To force the hourly bins in the previous example to run from 30 minutes past the hour, use the --start-epoch switch:
rwfilter ...| \
rwcount --bin-size=3600 --start-epoch=2002/12/31:23:30
ENVIRONMENT
- SILK_PAGER
- When set to a non-empty string, rwcount automatically invokes this program to display its output a screen at a time. If set to an empty string, rwcount does not automatically page its output.
- PAGER
- When set and SILK_PAGER is not set, rwcount automatically invokes this program to display its output a screen at a time.
- SILK_CONFIG_FILE
- This environment variable is used as the value for the --site-config-file when that switch is not provided.
- SILK_DATA_ROOTDIR
- When the --site-config-file switch is not provided and the SILK_CONFIG_FILE environment variable is not set, rwcount looks for the site configuration file in $SILK_DATA_ROOTDIR/silk.conf.
- SILK_PATH
- This environment variable gives the root of the install tree.

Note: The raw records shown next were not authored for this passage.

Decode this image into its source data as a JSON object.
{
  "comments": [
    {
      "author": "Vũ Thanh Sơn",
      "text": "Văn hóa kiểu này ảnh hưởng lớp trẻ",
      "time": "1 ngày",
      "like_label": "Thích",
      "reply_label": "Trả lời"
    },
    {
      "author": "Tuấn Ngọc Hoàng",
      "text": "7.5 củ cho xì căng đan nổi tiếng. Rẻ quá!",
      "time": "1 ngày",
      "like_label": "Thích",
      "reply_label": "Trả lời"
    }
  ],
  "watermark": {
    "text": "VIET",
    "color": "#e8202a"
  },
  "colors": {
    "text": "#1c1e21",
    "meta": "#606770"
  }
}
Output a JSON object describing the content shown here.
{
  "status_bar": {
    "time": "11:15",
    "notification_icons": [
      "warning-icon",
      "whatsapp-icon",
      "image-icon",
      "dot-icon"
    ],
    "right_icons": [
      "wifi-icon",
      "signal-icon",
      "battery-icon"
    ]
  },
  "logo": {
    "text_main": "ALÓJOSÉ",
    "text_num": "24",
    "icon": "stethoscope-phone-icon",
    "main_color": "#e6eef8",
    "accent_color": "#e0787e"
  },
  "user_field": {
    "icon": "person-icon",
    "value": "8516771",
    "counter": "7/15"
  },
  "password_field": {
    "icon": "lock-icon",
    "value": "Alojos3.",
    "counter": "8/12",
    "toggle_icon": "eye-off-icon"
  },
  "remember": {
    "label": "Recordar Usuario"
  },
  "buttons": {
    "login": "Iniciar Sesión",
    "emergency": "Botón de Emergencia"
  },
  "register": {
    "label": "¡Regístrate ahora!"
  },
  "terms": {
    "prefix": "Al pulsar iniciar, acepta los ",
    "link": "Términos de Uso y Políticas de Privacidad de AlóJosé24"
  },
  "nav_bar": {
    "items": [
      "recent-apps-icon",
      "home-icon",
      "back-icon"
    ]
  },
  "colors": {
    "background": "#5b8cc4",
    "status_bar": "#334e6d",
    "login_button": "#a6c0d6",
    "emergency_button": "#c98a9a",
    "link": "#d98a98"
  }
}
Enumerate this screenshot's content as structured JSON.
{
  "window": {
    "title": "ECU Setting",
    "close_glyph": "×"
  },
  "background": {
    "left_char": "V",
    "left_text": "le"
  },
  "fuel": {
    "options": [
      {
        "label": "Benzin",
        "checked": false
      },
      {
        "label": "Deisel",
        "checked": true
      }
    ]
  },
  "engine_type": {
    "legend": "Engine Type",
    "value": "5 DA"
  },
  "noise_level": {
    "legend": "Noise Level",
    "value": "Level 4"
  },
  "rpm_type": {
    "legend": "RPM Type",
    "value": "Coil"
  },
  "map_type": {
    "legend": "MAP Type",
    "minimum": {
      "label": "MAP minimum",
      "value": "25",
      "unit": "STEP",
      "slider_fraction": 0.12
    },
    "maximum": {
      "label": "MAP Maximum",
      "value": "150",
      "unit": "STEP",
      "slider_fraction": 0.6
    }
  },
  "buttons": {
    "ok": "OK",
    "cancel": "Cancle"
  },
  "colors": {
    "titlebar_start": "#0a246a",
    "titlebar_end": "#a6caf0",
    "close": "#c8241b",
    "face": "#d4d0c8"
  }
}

As part of its search for the SiLK site configuration file, rwcount checks for a file named silk.conf in the directories $SILK_PATH/share/silk and $SILK_PATH/share.
SEE ALSO
BUGS
rwuniq(1)'s --bin-time switch can do time-binning similar to what rwcount supports, but rwuniq cannot divide a SiLK record among multiple bins, i.e., there is no support for a --load-factor type switch. Such a feature could greatly increase rwuniq's already large memory requirements.